Rhea Space Activity has come up with a plan to bring the Spitzer Space Telescope back online. In this respect informs Ars Tech.
The Spitzer space observatory was launched in 2003 and is considered one of the “Big Four Observatories” along with Hubble. It works in infrared and requires a heatsink because the telescope’s functionality has been limited since it expired in 2009. Despite this, the observatory continued to be useful, but gradually its unique orbit began to get confused: It revolves around the Sun, but not too far from Earth and is slowly moving away from it. Over time, the orbit changed so that it was necessary to rotate the body of the device to direct the antenna to Earth, and in this position the Sun dimly illuminated the solar panels. For this reason, the work of the observatory was suspended indefinitely in 2020.
Now Rhea Space Activity has received a $250,000 grant from the US Space Force for research work to build a robotic space telescope rescue mission. It is currently twice the distance from the Earth as between the Earth and the Sun, that is, on the other side of the Sun.
“This will be the most ambitious thing ever in spacecraft maintenance. Astrophysicist and company founder Sean Usman is literally sending a satellite to the other side of the Sun to resurrect the last ‘Great Observatory’.

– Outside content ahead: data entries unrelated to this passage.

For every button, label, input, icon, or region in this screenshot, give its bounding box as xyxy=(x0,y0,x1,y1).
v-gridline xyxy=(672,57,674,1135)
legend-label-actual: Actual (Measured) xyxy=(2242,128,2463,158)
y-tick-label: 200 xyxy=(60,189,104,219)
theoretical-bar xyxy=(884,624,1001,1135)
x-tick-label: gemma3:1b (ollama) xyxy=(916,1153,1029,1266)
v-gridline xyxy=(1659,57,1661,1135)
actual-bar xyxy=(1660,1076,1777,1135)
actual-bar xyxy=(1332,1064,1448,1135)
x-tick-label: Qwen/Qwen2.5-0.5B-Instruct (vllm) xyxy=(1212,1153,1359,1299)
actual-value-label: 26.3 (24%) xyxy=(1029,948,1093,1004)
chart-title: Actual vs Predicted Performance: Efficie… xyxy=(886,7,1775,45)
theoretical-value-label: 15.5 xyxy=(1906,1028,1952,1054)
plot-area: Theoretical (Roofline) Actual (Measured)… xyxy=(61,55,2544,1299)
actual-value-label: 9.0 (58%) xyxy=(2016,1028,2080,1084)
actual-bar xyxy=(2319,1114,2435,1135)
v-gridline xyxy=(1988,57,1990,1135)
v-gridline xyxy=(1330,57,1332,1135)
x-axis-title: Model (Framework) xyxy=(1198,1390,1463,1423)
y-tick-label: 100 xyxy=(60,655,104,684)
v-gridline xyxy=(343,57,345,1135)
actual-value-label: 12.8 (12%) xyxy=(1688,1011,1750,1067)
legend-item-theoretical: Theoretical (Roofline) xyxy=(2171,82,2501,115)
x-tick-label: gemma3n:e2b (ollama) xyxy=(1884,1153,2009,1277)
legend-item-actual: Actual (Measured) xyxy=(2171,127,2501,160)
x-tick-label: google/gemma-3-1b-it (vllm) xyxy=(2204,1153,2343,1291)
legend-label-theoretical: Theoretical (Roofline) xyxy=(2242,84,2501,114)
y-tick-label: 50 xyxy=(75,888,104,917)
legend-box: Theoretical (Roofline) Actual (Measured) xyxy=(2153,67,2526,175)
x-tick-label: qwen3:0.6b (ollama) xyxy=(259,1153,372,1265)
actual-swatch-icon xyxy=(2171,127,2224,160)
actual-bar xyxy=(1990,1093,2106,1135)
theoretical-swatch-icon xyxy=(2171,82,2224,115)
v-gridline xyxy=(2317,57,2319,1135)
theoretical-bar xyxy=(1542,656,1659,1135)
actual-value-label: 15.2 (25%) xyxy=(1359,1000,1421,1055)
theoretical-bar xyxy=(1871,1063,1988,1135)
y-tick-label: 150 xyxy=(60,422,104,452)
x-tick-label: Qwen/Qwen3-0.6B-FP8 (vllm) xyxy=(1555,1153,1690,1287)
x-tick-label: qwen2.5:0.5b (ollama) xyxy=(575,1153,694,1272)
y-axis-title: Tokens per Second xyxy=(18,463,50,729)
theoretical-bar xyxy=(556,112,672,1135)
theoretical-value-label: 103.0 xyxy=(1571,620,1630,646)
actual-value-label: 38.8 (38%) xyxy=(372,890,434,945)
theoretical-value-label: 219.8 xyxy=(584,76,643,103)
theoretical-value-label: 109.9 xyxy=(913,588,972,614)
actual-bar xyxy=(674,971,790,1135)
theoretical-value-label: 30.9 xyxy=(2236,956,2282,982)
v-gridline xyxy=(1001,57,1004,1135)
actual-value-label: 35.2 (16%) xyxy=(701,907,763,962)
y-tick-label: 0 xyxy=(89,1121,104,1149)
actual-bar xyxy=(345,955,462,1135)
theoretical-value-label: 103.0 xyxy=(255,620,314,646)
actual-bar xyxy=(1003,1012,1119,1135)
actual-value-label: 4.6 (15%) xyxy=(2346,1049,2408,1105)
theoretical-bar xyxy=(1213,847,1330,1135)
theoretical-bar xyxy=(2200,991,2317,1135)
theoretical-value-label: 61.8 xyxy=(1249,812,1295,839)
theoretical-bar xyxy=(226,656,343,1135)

Spitzer Resurrector will be a small spacecraft no larger than one cubic meter and is expected to launch in 2026. It will then take three years for the spacecraft to reach the telescope and observe solar flares along the way. Once the rescue vehicle reaches a distance of 50-100 kilometers from the telescope, it will attempt to make contact with it, and if successful, it will operate as a repeater satellite during observations.